Have you tried spinning them in smaller tubes (i.e. 500uL eppendorf tubes)? I had the same issue until I started using smaller volumes in eppendorfs. I'm still losing cells, but a lot less. Also, try not to aspirate all the glycine supernatant, sometimes when they don't pellet well they stay "kind of" at the bottom but you won't see them that well (I can sometimes see a cloud there instead of a pellet).
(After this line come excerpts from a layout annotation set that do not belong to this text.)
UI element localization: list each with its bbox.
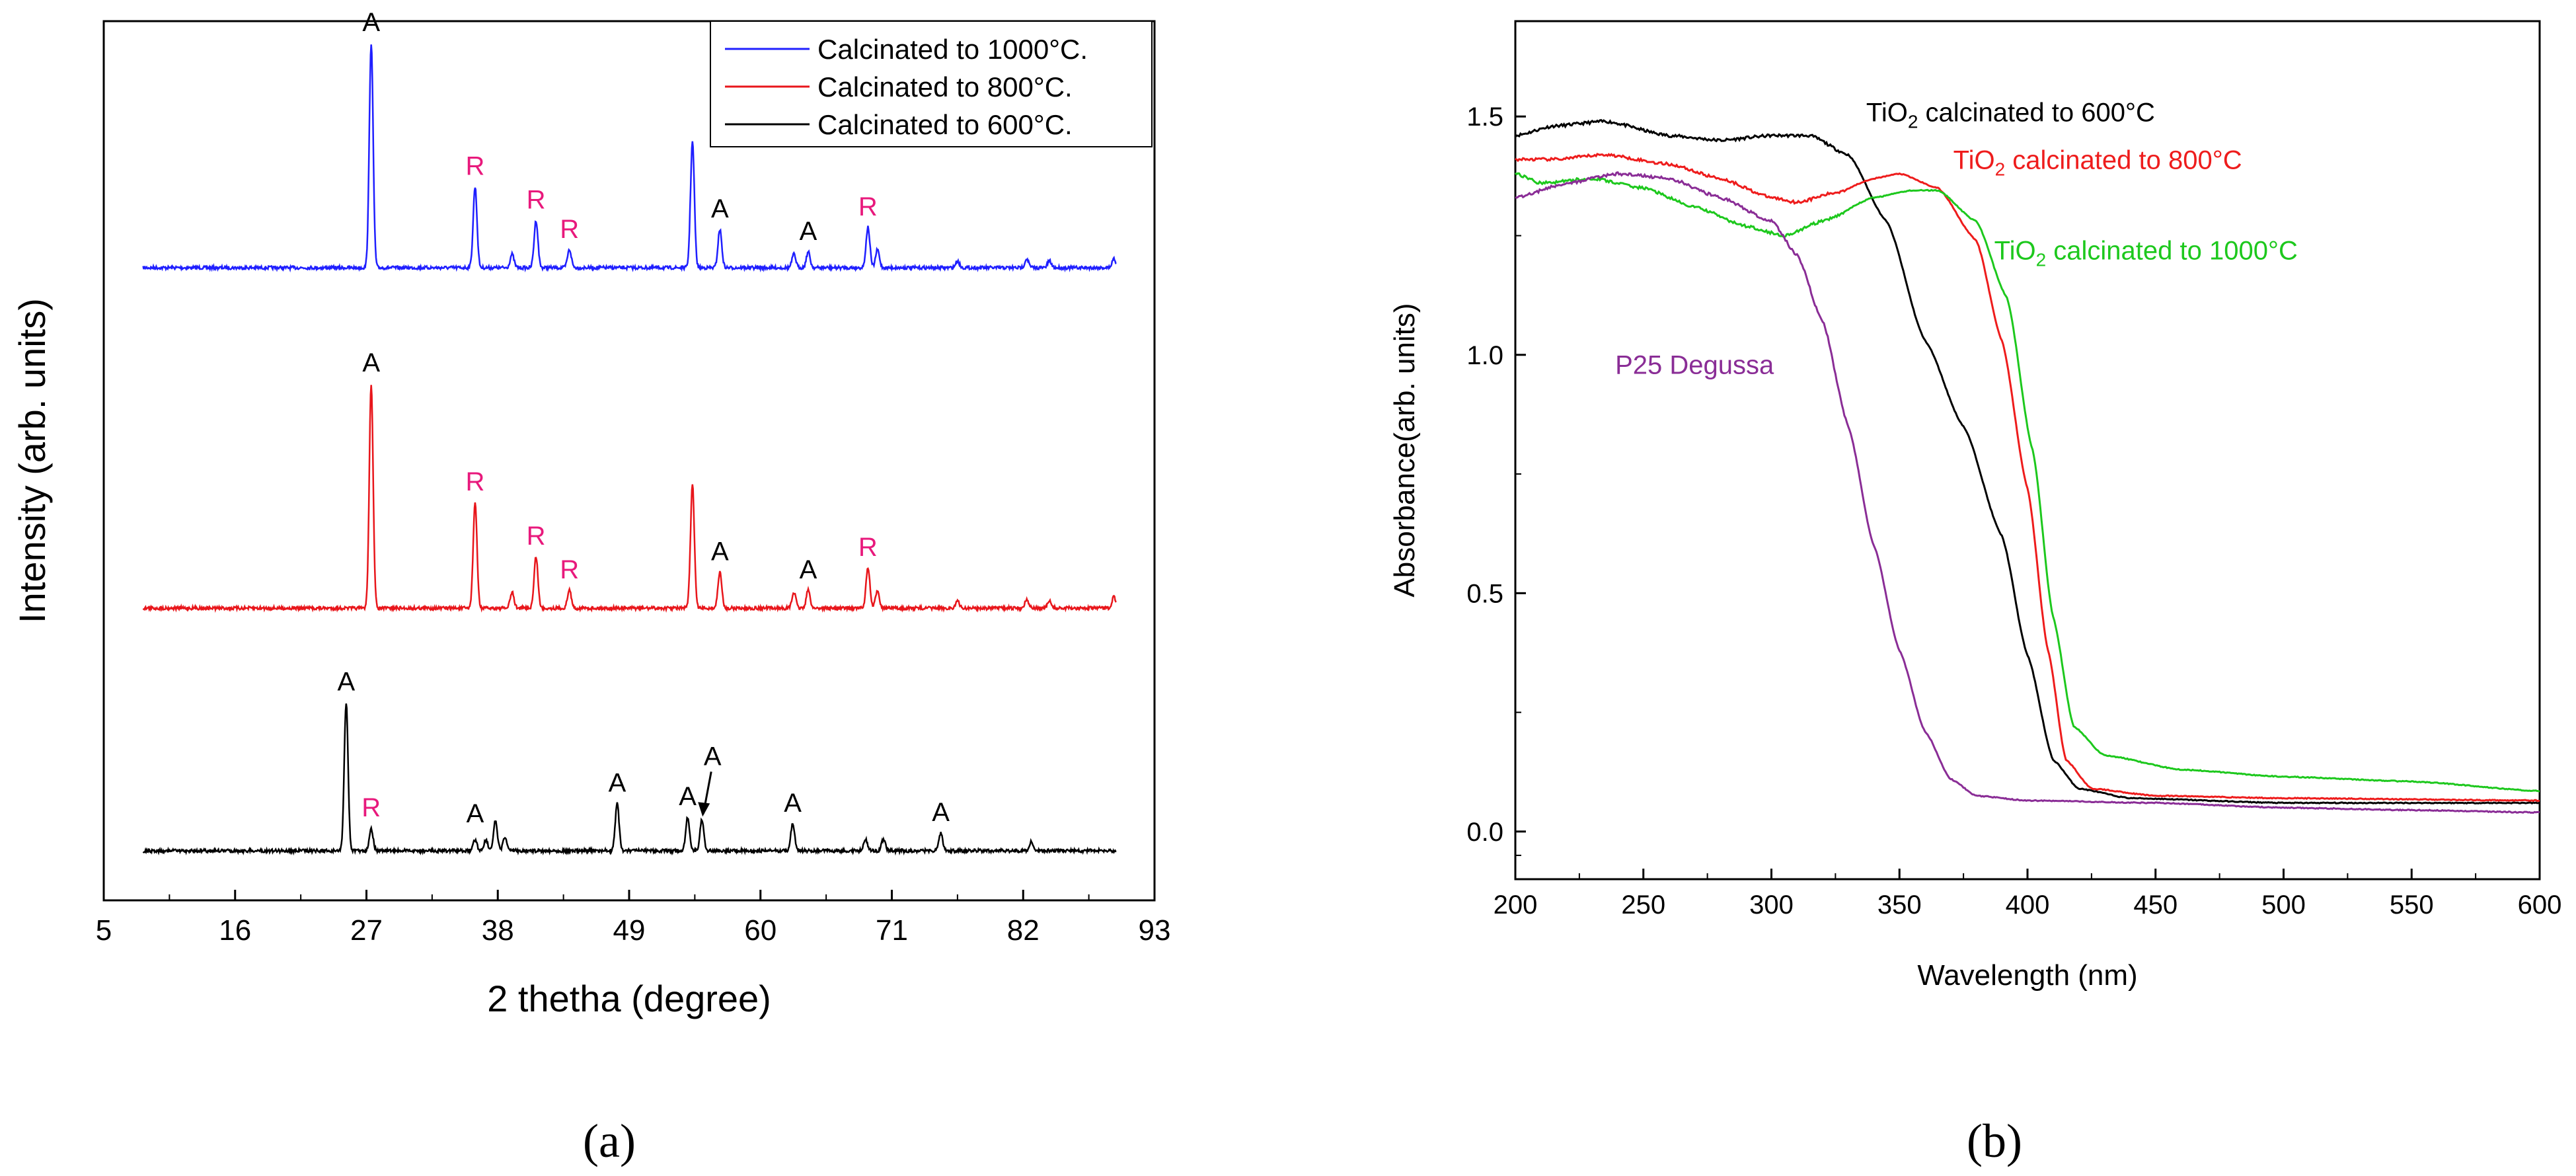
curve-label: TiO2 calcinated to 600°C [1866,98,2155,132]
phase-label: A [609,769,626,798]
xrd-series-line [142,44,1117,273]
curve-label-text: TiO [1953,146,1995,175]
phase-label: A [467,799,484,828]
x-tick-label: 16 [219,914,251,947]
x-tick-label: 38 [482,914,514,947]
curve-label-rest: calcinated to 600°C [1918,98,2154,127]
y-tick-label: 1.5 [1466,102,1503,132]
x-tick-label: 27 [350,914,383,947]
x-tick-label: 400 [2006,890,2050,920]
curve-label-subscript: 2 [1995,159,2006,180]
x-axis-ticks: 5 16 27 38 49 60 71 82 93 [96,890,1171,947]
absorbance-chart-panel: 200 250 300 350 400 450 500 550 600 0.0 0.5 1.0 1.5… [1388,20,2562,1167]
legend-box [710,20,1153,147]
legend: Calcinated to 1000°C. Calcinated to 800°C… [710,20,1153,147]
y-axis-ticks: 0.0 0.5 1.0 1.5 [1466,102,1526,856]
x-axis-label: Wavelength (nm) [1917,959,2137,992]
x-tick-label: 82 [1007,914,1040,947]
y-axis-label: Absorbance(arb. units) [1388,303,1421,597]
phase-label: R [560,555,579,584]
phase-label: A [711,194,729,223]
x-tick-label: 550 [2390,890,2434,920]
x-tick-label: 300 [1749,890,1794,920]
phase-label: A [362,348,380,377]
curve-label-subscript: 2 [2036,250,2047,270]
x-tick-label: 250 [1621,890,1665,920]
phase-label: A [704,742,722,771]
y-tick-label: 0.0 [1466,818,1503,847]
absorbance-series-line [1514,118,2540,804]
phase-label: A [932,798,950,827]
curve-label-subscript: 2 [1908,111,1918,132]
x-tick-label: 71 [876,914,908,947]
phase-label: R [361,793,381,822]
x-tick-label: 500 [2261,890,2306,920]
legend-label: Calcinated to 600°C. [817,109,1073,140]
x-tick-label: 5 [96,914,112,947]
absorbance-series-line [1515,153,2540,803]
y-axis-label: Intensity (arb. units) [11,298,53,623]
curve-label: TiO2 calcinated to 800°C [1953,146,2242,180]
absorbance-traces [1514,118,2540,814]
y-tick-label: 1.0 [1466,341,1503,370]
phase-label: A [711,537,729,567]
legend-label: Calcinated to 800°C. [817,71,1073,102]
curve-label-text: P25 Degussa [1615,351,1774,380]
phase-label: R [527,186,546,215]
absorbance-series-line [1515,171,2540,814]
x-axis-label: 2 thetha (degree) [487,978,771,1019]
panel-label-b: (b) [1967,1115,2022,1167]
phase-label: R [858,192,878,221]
curve-label-text: TiO [1994,237,2036,266]
xrd-series-line [142,703,1117,856]
phase-label: R [858,533,878,562]
phase-label: A [362,8,380,37]
y-tick-label: 0.5 [1466,579,1503,608]
phase-label: A [784,789,802,818]
curve-label-rest: calcinated to 800°C [2005,146,2242,175]
x-tick-label: 350 [1877,890,1922,920]
phase-label: A [800,555,817,584]
x-tick-label: 49 [613,914,646,947]
phase-label: A [800,217,817,246]
curve-label: P25 Degussa [1615,351,1774,380]
curve-label: TiO2 calcinated to 1000°C [1994,237,2298,270]
phase-label: R [465,152,484,181]
panel-label-a: (a) [583,1115,636,1167]
phase-label: R [527,522,546,551]
x-tick-label: 60 [744,914,777,947]
arrow-head [698,802,710,817]
curve-label-text: TiO [1866,98,1908,127]
x-tick-label: 450 [2133,890,2178,920]
xrd-series-line [142,385,1117,613]
phase-label: R [465,467,484,496]
phase-label: A [679,782,697,811]
x-tick-label: 200 [1494,890,1538,920]
phase-label: A [337,668,355,697]
x-tick-label: 93 [1139,914,1171,947]
absorbance-series-line [1514,172,2540,793]
curve-label-rest: calcinated to 1000°C [2046,237,2298,266]
x-axis-ticks: 200 250 300 350 400 450 500 550 600 [1494,869,2562,920]
xrd-traces [142,44,1117,856]
phase-label: R [560,215,579,244]
legend-label: Calcinated to 1000°C. [817,34,1088,65]
x-tick-label: 600 [2518,890,2562,920]
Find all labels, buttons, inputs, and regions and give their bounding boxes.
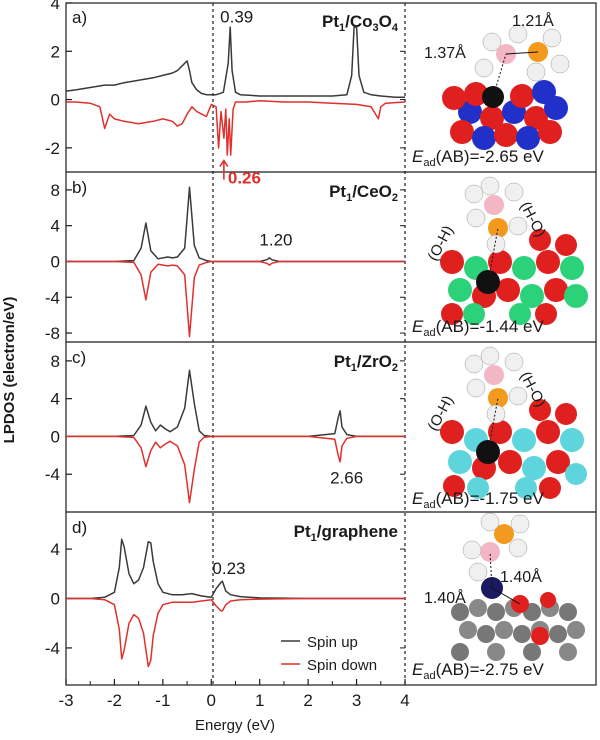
zro2-surface [440,399,587,499]
y-axis-label: LPDOS (electron/eV) [1,297,18,444]
spin-up-line [66,538,405,600]
structure-b: (O-H) (H-O) Ead(AB)=-1.44 eV [412,176,588,339]
figure-frame [65,2,597,686]
structure-d: 1.40Å 1.40Å Ead(AB)=-2.75 eV [412,512,585,682]
panel-title: Pt1/Co3O4 [322,12,399,34]
x-tick-label: 4 [400,691,409,710]
spin-down-line [66,100,406,156]
y-tick-label: -8 [45,324,60,343]
y-tick-label: 0 [51,590,60,609]
x-tick-label: -3 [58,691,73,710]
nitrogen-atom [494,524,514,544]
y-tick-label: 4 [51,540,60,559]
co3o4-surface [442,80,568,150]
x-axis-label: Energy (eV) [195,717,275,734]
spin-down-line [66,597,405,668]
peak-annotation: 0.39 [220,7,253,26]
bond-length-1: 1.21Å [512,11,554,30]
y-tick-label: -4 [45,288,60,307]
bond-length-1: 1.40Å [500,567,542,586]
panel-c: c) Pt1/ZrO2 -4 0 4 8 2.66 [45,348,405,504]
peak-arrow [219,159,229,180]
y-tick-label: -4 [45,639,60,658]
peak-annotation: 1.20 [259,230,292,249]
x-tick-label: 2 [303,691,312,710]
legend: Spin up Spin down [281,634,377,674]
structure-a: 1.21Å 1.37Å Ead(AB)=-2.65 eV [412,11,570,169]
adsorption-energy: Ead(AB)=-1.75 eV [412,489,544,511]
graphene-sheet [451,592,585,661]
adsorption-energy: Ead(AB)=-2.65 eV [412,147,544,169]
y-tick-label: 0 [51,91,60,110]
panel-b: b) Pt1/CeO2 -8 -4 0 4 8 1.20 [45,178,405,343]
spin-up-line [66,186,405,263]
spin-up-line [66,369,405,438]
y-tick-label: -4 [45,465,60,484]
nitrogen-atom [488,218,508,238]
y-tick-label: 0 [51,252,60,271]
panel-letter: c) [72,348,86,367]
peak-annotation: 0.26 [228,169,261,188]
panel-title: Pt1/ZrO2 [334,352,398,374]
y-tick-label: 4 [51,217,60,236]
y-tick-label: 4 [51,0,60,13]
adsorption-energy: Ead(AB)=-2.75 eV [412,660,544,682]
y-tick-label: 2 [51,42,60,61]
x-tick-label: 0 [207,691,216,710]
boron-atom [484,195,504,215]
panel-d: d) Pt1/graphene -4 0 4 0.23 [45,518,405,668]
panel-a: a) Pt1/Co3O4 -2 0 2 4 0.39 0.26 [45,0,406,188]
x-axis-ticks: -3 -2 -1 0 1 2 3 4 [58,679,410,710]
bond-length-2: 1.37Å [424,43,466,62]
panel-letter: b) [72,178,87,197]
y-tick-label: 8 [51,352,60,371]
panel-title: Pt1/CeO2 [329,182,398,204]
adsorption-energy: Ead(AB)=-1.44 eV [412,317,544,339]
y-tick-label: 8 [51,181,60,200]
spin-down-line [66,260,405,338]
nitrogen-atom [488,388,508,408]
y-tick-label: -2 [45,139,60,158]
y-tick-label: 0 [51,427,60,446]
panel-title: Pt1/graphene [294,522,398,544]
x-tick-label: -1 [155,691,170,710]
spin-up-line [65,26,405,98]
y-tick-label: 4 [51,390,60,409]
x-tick-label: 1 [255,691,264,710]
panel-letter: a) [72,8,87,27]
panel-letter: d) [72,518,87,537]
spin-down-line [66,435,405,504]
boron-atom [484,365,504,385]
legend-label-spin-up: Spin up [307,634,358,651]
peak-annotation: 0.23 [212,559,245,578]
ceo2-surface [440,229,588,325]
structure-c: (O-H) (H-O) Ead(AB)=-1.75 eV [412,346,587,511]
x-tick-label: 3 [352,691,361,710]
bond-length-2: 1.40Å [424,588,466,607]
peak-annotation: 2.66 [330,469,363,488]
x-tick-label: -2 [107,691,122,710]
legend-label-spin-down: Spin down [307,657,377,674]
I'd also recommend concentrating the cells before counting on the hemocytometer as low cell concentrations can lead to inaccuracies in the counts.


Good luck!


I got the same problem with FACS stainings and fixation in general. I also tried changing centrifugation parameters like you did, but it didn't help. Do you take care to include cells that might be sticking at the sides/walls of the tube when you resuspend ?
And as stated in angelafuertes' post, take care to leave enough supernatant on so you don't aspirate parts of the pellet.